Public transport has now made Boca Chica a popular excursion destination for residents of Santo Domingo, which is only 30 kms away, and the beach can get very crowded on holidays and weekends.
The beach itself is of fine white sand, and the waters shallow, and protected by a reef. The sea front is lined with bars, restaurants and souvenir stands. It is also wildly overpopulated with beach hawkers, who can be very persistent, and whose goods are vastly overpriced.

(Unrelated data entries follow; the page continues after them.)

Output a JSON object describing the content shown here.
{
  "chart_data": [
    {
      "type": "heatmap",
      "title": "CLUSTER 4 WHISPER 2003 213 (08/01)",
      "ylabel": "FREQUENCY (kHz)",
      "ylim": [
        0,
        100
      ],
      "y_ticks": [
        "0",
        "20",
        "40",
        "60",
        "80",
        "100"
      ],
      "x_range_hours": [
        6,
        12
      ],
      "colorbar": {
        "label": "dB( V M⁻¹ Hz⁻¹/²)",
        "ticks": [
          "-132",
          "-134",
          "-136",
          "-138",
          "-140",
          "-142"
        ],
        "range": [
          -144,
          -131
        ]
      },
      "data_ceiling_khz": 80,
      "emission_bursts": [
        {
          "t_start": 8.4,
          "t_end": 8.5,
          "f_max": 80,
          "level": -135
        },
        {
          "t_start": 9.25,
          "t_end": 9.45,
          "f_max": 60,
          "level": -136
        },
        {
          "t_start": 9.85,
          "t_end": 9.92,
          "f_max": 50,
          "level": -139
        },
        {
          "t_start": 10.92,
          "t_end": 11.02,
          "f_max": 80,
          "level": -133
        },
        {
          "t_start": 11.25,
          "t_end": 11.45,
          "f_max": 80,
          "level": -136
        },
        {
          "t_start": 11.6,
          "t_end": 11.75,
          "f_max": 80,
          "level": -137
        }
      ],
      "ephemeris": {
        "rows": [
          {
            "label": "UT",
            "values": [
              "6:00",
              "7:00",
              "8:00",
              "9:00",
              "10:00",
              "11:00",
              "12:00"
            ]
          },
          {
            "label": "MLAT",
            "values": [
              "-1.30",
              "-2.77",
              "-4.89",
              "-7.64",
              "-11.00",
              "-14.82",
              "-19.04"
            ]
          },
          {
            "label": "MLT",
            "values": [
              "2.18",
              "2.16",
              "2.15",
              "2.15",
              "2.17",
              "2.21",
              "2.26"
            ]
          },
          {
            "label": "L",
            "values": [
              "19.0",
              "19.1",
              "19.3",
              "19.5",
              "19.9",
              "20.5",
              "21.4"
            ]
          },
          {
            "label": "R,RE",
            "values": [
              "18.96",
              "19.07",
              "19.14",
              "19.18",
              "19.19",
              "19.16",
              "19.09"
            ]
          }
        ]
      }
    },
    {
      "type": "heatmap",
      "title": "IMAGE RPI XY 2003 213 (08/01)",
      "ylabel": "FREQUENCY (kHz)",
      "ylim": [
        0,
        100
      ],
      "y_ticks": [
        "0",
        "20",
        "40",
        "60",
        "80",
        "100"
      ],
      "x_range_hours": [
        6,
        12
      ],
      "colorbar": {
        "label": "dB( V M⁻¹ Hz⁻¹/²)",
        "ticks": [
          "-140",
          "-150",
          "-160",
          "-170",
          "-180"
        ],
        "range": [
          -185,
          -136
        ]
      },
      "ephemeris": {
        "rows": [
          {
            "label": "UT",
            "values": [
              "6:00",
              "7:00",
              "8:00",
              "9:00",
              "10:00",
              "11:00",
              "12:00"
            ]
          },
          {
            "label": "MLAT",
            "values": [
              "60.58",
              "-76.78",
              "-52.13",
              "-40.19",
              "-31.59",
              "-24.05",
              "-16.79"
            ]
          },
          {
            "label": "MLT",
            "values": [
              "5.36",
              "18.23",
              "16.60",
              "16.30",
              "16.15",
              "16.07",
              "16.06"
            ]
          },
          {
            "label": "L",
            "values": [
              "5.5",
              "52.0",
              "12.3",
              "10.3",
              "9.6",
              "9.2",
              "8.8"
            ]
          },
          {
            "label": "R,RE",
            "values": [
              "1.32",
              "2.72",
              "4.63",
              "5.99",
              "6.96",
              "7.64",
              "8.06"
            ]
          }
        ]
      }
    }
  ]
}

There are several all inclusive hotels in Boca Chica, which cater for those who do not wish to leave their resort, and which provide both entertainment and access to non-motorised waters sport activities. If this is not your kind of holiday, there are also plenty of smaller hotels, from simple boarding houses to Boutique Hotels, several of which have landscaped grounds and swimming pools
There is a casino in the newly refurbished Hamaca Hotel, a golf course nearby, opportunities for horse riding, and access to the entertainment and dancing in the larger hotels, even if you are not staying there. Boca Chica is a popular destination for tourists from America.
An hour and a half’s drive from Boca Chica is the village of Altos de Chavón – a 16th century village recreated by artists, on a high mountain top, at the suggestion of the famous Italian cinematographer, Roberto Copa. The village was created by hand in wood, stone and iron, is lines with good quality souvenir shops selling handmade local craft ware, pottery and jewellery, and the village has a 5,000 seat Grecian amphitheatre, where concerts occasionally take place. It is also home to some of the best restaurants in the Dominican Republic.
Boca Chica is not a good place to be out after dark.